According to a news release from the U.S. Attorney's Office of the Southern District of New York, Phyo Hein Htut concocted a plan with an arms dealer in Thailand who sells weapons to the Myanmar military. Under the plan, Phyo Hein Htut would "hire attackers to hurt the Ambassador in an attempt to force the Ambassador to step down from his post. If the Ambassador did not step down, then the Arms Dealer proposed that the attackers hired by Htut would kill the Ambassador."
The second defendant, Ye Hein Zaw, allegedly was going to send money to Phyo Hein Htut to finance the attack, which was to take place near New York City.
Each defendant is charged with one count of conspiracy to assault and make a violent attack upon a foreign official, which carries a maximum sentence of five years in prison.
Myanmar's military, which overthrew the government of civilian leader Aung San Suu Kyi on February 1, has been trying to remove Kyaw Moe Tun, who opposes the military junta, from his post at the U.N. and replace him. Kyaw Moe Tun told Agence France-Presse on Wednesday that his life had been threatened and that he was given additional security.
In late February, Kyaw Moe Tun spoke passionately before the U.N.
"We will continue to fight for a government which is of the people, by the people, for the people," Kyaw Moe Tun said, his voice cracking. He then spoke briefly in his native Burmese to address his fellow citizens listening in Myanmar, which is also known as Burma.
"I would like to request to all of you to keep on fighting," he urged his countrymen, according to a translation of his remarks. "The revolution must succeed."

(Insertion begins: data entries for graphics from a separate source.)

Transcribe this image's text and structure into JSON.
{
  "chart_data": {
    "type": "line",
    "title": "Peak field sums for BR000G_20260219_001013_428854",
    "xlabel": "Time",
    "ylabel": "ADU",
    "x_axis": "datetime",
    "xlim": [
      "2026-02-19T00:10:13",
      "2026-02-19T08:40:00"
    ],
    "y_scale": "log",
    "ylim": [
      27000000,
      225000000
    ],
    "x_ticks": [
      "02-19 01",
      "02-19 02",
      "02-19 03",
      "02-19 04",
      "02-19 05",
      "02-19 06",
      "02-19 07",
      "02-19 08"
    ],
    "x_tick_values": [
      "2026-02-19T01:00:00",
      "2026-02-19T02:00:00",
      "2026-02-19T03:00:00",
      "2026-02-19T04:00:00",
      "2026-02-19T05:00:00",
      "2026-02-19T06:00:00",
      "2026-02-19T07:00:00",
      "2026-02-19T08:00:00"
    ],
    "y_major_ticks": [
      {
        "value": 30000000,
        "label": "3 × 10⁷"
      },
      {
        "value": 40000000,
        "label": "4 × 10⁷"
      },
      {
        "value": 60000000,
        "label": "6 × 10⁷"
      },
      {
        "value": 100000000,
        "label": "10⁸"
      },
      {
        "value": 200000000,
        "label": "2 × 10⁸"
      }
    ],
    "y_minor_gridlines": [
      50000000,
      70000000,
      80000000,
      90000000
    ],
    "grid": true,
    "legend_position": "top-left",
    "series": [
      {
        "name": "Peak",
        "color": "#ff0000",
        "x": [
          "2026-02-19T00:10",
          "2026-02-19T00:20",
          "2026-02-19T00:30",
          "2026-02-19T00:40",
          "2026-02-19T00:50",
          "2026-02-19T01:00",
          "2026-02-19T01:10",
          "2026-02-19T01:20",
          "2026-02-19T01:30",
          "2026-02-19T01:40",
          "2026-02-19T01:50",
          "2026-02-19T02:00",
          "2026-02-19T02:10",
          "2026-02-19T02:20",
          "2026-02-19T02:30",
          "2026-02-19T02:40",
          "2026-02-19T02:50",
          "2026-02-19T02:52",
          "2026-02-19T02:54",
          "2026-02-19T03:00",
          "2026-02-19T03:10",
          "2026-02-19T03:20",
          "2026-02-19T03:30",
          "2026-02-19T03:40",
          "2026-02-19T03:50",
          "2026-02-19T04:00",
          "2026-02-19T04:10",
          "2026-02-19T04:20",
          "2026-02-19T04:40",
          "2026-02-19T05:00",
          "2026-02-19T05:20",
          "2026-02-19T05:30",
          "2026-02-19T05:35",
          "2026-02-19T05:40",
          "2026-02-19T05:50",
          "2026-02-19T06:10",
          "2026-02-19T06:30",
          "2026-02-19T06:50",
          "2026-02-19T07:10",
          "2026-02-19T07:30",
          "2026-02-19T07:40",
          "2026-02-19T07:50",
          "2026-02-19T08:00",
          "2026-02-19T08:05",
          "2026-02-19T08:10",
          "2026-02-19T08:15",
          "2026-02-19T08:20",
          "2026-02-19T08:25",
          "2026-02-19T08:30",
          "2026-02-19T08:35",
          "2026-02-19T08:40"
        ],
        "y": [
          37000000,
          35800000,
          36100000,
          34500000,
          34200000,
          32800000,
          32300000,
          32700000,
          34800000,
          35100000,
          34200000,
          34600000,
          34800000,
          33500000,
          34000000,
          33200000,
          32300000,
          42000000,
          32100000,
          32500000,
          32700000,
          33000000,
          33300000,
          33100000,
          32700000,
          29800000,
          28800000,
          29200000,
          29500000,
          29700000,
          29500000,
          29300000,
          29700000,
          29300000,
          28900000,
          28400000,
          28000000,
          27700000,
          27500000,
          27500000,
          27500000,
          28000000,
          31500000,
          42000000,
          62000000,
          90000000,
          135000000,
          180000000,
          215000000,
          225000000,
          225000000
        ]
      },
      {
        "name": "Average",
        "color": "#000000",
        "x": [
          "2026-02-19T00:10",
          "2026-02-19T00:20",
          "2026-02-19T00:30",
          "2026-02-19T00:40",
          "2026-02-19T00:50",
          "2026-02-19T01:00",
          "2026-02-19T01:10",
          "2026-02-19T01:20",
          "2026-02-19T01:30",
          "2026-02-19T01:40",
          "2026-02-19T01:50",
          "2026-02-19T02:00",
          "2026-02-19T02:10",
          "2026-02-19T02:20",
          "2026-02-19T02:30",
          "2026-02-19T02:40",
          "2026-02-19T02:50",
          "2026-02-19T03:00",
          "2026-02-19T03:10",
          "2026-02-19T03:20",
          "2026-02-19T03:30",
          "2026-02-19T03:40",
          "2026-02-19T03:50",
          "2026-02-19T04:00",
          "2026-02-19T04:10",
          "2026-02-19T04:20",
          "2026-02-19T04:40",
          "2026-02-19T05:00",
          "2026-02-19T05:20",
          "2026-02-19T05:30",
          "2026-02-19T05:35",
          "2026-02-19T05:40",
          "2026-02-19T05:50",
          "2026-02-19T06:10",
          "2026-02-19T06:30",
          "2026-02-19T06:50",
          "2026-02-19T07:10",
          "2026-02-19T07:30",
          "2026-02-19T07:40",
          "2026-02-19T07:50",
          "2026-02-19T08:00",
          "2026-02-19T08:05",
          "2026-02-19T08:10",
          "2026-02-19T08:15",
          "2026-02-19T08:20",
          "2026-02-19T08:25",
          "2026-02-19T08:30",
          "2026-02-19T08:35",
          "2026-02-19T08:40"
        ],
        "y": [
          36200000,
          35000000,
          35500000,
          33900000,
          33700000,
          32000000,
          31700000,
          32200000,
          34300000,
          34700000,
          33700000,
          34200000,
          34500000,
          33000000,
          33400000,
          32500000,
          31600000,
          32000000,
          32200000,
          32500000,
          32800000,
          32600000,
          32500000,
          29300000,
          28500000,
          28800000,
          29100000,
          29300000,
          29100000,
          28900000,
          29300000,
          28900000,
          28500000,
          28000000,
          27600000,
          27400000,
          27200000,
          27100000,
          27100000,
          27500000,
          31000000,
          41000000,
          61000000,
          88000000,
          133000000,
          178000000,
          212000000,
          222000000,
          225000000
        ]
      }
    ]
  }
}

Messages seeking comment from the suspects' lawyers were not immediately returned, The Associated Press said, and a message and phone call seeking comment were sent to the Myanmar mission to the U.N.
Nearly 950 people have been killed, more than 7,000 have been arrested and 5,502 are still detained since the coup began on February 1, according to the Assistance Association for Political Prisoners (Burma), a human rights organization based in Thailand and Myanmar.
Some information for this report came from The Associated Press, Reuters and AFP.